Early intervention with CXL at first presentation remains controversial, as the procedure carries the potential for complications that may result in reduction in vision. These include development of corneal stromal haze, microbial keratitis, scar formation, and failure of treatment resulting in continued ectasia progression [13, 14]. In our cohort, two eyes out of 56 (3.6%) developed keratitis following CXL. However, these uncommon risks need to be balanced with the potential benefits of arresting progression and eventual avoidance of corneal transplantation. The average duration between initial presentation and CXL treatment was over 1 year in our cohort, and we also identified significant time delays between time of listing to delivery of treatment, which is a further source of unrecognised progression. Variability in, or unreliable, topographic readings can also delay detecting progressive disease, which increases the risk of ‘silent’ progression during monitoring and can influence the decision to treat [13, 15, 16].
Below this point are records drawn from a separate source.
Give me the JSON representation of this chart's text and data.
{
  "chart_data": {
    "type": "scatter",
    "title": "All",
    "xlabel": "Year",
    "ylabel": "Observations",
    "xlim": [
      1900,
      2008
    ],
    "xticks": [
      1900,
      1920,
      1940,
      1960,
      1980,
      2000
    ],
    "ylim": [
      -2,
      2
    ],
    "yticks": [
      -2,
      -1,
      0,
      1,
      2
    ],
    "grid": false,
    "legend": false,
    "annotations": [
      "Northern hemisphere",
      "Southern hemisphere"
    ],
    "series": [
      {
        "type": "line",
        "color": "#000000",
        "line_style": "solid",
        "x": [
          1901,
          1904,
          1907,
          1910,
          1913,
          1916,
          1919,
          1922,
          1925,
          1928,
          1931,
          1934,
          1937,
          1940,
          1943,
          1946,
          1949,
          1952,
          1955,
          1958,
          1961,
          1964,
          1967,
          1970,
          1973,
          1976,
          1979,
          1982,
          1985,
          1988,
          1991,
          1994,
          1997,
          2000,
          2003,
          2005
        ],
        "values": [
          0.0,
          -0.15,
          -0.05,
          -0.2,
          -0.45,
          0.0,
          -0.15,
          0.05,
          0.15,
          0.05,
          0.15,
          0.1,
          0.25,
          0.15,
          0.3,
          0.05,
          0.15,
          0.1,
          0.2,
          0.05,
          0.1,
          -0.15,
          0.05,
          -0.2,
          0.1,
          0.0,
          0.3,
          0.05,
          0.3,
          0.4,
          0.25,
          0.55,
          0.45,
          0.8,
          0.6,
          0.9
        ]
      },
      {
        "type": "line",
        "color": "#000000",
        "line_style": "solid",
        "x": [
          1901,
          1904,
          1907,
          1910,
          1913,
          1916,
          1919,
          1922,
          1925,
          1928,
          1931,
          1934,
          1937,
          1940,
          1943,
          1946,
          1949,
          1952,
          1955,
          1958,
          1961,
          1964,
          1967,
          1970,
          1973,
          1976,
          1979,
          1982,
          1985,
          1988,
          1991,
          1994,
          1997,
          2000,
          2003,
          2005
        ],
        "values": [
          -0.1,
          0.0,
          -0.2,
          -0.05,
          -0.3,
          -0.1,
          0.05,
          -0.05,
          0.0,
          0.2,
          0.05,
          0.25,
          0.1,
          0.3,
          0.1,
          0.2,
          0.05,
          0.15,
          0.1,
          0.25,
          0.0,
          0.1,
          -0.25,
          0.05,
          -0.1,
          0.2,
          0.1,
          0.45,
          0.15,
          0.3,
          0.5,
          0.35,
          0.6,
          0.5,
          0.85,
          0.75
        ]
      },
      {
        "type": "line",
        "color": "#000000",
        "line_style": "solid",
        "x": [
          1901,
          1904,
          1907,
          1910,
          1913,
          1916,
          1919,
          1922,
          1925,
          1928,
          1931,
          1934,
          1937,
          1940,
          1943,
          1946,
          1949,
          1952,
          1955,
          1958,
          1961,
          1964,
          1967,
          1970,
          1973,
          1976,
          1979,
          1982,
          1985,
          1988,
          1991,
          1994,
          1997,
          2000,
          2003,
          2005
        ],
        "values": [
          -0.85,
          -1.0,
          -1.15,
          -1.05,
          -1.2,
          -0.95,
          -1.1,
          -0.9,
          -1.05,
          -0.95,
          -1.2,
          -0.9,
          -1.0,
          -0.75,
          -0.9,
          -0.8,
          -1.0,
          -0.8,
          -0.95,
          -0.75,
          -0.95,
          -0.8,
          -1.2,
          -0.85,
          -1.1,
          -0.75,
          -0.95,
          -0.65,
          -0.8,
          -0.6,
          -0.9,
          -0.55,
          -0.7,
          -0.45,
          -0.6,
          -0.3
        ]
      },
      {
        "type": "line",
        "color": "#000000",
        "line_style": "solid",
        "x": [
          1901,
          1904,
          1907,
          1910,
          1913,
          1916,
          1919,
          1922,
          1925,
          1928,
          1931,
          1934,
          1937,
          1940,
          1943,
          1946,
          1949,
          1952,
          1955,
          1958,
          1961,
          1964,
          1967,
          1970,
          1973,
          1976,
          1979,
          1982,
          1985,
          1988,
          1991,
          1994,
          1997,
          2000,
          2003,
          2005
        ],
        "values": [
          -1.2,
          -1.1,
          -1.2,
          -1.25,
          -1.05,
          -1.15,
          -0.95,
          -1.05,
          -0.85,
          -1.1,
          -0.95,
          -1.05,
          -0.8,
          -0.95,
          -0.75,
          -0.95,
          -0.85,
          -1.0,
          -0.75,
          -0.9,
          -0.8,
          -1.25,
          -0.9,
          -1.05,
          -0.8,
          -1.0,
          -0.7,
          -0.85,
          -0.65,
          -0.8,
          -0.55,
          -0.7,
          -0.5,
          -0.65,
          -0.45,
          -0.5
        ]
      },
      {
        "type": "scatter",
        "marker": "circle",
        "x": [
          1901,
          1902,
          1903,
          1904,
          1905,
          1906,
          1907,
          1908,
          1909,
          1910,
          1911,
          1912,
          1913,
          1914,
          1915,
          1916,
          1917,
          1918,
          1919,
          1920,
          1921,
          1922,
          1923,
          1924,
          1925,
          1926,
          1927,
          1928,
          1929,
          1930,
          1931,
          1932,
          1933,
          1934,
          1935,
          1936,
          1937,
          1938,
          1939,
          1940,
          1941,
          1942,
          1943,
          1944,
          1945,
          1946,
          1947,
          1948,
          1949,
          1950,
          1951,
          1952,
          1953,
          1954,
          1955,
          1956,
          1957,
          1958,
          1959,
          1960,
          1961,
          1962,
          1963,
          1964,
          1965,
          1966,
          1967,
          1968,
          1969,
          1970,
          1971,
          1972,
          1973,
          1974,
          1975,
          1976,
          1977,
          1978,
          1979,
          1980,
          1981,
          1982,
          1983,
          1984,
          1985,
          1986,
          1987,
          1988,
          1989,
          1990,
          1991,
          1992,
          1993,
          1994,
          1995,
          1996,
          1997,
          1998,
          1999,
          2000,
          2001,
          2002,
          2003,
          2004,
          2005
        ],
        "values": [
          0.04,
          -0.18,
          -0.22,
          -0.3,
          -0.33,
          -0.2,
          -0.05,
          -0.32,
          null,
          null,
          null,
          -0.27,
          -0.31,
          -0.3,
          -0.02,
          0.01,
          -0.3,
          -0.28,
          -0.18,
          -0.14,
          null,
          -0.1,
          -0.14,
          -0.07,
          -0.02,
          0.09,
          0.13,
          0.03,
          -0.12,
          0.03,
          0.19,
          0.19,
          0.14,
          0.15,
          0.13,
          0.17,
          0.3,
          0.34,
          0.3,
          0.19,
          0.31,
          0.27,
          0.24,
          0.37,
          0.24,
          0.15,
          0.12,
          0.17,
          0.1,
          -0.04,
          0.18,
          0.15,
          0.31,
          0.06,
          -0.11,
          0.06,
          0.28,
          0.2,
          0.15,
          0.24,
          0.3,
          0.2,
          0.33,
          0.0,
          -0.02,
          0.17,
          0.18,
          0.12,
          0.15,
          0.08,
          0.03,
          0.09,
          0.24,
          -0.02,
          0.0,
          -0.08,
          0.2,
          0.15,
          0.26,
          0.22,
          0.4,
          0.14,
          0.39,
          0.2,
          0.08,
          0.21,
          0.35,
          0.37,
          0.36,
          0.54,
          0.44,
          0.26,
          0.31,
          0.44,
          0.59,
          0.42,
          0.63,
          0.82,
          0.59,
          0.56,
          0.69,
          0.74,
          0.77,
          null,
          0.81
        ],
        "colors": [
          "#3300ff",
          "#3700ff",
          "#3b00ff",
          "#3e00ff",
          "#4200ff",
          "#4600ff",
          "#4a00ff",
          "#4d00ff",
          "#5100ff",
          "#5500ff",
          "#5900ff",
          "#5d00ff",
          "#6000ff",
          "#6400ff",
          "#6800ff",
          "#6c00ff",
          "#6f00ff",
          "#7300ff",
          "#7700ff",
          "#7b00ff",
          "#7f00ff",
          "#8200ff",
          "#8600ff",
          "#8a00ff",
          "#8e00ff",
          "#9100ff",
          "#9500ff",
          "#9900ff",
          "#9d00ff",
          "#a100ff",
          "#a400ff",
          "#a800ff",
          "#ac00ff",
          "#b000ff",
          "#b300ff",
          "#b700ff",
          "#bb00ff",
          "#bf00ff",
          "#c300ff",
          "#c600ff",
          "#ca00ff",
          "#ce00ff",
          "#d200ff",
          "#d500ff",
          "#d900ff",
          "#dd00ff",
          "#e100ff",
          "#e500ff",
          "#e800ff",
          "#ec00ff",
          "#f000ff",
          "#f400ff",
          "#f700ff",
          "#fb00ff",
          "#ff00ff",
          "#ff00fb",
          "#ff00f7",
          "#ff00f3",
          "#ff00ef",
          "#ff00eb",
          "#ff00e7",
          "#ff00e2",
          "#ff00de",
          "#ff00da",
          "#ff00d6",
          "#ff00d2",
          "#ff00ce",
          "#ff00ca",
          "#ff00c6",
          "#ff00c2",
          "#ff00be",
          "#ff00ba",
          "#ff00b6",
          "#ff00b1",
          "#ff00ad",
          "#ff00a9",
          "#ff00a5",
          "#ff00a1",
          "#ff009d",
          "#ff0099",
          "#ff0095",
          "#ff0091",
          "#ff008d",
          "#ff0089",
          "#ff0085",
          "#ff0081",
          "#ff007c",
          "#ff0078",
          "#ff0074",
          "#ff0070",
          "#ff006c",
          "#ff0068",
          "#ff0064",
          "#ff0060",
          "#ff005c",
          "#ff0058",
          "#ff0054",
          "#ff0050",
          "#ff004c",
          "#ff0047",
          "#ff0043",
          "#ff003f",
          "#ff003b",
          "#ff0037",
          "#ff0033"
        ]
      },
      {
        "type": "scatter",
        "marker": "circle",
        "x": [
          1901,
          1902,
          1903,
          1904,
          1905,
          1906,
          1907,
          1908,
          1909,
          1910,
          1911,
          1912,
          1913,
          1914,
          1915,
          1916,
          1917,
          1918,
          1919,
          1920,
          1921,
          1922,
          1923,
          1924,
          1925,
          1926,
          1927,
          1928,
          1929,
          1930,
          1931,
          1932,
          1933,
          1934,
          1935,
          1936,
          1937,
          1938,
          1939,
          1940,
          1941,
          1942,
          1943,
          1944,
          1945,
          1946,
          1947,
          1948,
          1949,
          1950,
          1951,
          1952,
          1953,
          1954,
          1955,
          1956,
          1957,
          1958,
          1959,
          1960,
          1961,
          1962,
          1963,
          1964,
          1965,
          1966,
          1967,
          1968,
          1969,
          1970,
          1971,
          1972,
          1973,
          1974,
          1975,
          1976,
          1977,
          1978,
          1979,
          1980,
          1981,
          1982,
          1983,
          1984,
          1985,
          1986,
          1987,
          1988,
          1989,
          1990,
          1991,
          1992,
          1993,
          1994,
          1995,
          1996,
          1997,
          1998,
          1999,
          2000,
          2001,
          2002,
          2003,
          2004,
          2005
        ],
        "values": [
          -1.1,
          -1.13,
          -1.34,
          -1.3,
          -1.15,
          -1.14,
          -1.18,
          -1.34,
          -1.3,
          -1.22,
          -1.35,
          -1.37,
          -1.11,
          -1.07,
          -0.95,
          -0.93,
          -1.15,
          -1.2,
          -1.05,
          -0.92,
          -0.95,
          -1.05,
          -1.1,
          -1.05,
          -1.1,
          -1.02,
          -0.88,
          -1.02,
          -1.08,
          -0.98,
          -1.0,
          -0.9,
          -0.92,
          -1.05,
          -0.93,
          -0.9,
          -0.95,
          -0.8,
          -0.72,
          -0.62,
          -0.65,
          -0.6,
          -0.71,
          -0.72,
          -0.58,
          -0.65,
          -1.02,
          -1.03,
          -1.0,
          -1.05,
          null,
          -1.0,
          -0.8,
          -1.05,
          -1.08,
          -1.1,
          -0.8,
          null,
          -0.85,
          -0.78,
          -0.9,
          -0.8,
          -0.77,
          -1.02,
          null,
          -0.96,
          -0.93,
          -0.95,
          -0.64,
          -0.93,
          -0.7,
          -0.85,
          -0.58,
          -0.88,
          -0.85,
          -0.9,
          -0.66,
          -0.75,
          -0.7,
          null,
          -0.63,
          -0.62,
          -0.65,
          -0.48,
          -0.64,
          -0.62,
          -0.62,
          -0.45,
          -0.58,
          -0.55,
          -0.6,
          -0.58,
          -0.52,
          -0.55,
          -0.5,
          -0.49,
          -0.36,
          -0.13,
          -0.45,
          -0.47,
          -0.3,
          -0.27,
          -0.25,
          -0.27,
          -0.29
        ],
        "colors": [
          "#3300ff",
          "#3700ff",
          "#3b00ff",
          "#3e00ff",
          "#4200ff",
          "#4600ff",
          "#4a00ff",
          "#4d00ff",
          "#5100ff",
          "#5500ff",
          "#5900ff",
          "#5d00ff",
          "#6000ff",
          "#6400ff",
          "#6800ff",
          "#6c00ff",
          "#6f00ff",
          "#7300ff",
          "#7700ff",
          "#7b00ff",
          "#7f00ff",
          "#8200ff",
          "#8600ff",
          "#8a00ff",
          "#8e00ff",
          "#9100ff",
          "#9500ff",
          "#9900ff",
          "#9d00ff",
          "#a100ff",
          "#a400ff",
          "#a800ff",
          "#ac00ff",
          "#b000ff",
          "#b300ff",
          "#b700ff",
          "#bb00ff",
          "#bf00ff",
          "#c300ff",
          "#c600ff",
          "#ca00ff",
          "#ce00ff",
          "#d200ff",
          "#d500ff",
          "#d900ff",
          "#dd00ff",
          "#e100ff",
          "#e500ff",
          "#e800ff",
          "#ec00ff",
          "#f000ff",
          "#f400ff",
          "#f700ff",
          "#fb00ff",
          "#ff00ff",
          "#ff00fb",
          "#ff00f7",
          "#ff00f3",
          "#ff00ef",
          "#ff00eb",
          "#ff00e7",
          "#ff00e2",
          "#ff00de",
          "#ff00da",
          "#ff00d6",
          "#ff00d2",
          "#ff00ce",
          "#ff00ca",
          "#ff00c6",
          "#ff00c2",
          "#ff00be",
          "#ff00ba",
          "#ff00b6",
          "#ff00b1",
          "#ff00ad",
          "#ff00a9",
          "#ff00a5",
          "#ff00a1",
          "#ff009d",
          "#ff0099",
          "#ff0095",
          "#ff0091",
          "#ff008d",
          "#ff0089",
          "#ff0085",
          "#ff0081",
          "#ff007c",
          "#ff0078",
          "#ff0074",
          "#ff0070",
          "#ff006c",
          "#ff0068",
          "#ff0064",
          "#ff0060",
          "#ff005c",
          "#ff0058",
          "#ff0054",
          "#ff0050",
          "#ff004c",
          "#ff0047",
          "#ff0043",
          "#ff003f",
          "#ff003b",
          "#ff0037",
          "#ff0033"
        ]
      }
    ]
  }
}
We found 41% of our eyes had documented progression over the 4-year period, comparable to a large Dutch study where 230 of their 504 monitored eyes (46%) underwent CXL [17]. Young patients with keratoconus are likely to have unrecognised visual and topographic changes prior to initial ophthalmic referral. For this reason, previous publications have proposed CXL treatment at time of initial presentation for young patients with keratoconus [5, 18, 19]. Similar to the modern glaucoma management philosophy (treatment before damage), we agree that patients under 21 years of age with keratoconus should be offered CXL at initial presentation, rather than delaying treatment until evidence of disease progression. Applying this policy change to our young Glasgow cohort, the 56 eyes that underwent CXL could have avoided significant topographic deterioration or mean VA loss of 0.79 lines (median loss of 1 line). If all 56 eyes requiring CXL were treated at first presentation without monitoring for progression, 140 consultations would have been avoided in this cohort, with a conservative potential cost saving of £18,900 (clinic appointment cost £135; local NHSGGC estimate). However, this policy would have resulted in 28 potentially unnecessary CXL procedures (and exposure to the 3% risk of complications) if our whole cohort had their first/worse eye treated at presentation [13]. We have shown that young patients who progress have more extreme topography at presentation. More validated research is required to identify parameters at presentation to better identify those patients who are likely to experience progression and who require immediate CXL. Regardless of any change in treatment policy, the impact of stopping eye rubbing behaviour should not be underestimated and is a viable treatment option during any monitoring period [19-21]. Maximising clinical capacity has been a priority during the present COVID19 restrictions and will remain a challenge for the foreseeable future. In light of this, we propose that the financial costs, clinical capacity, and visual implications of requiring documentation of keratoconus progression prior to CXL should be revisited in the younger population.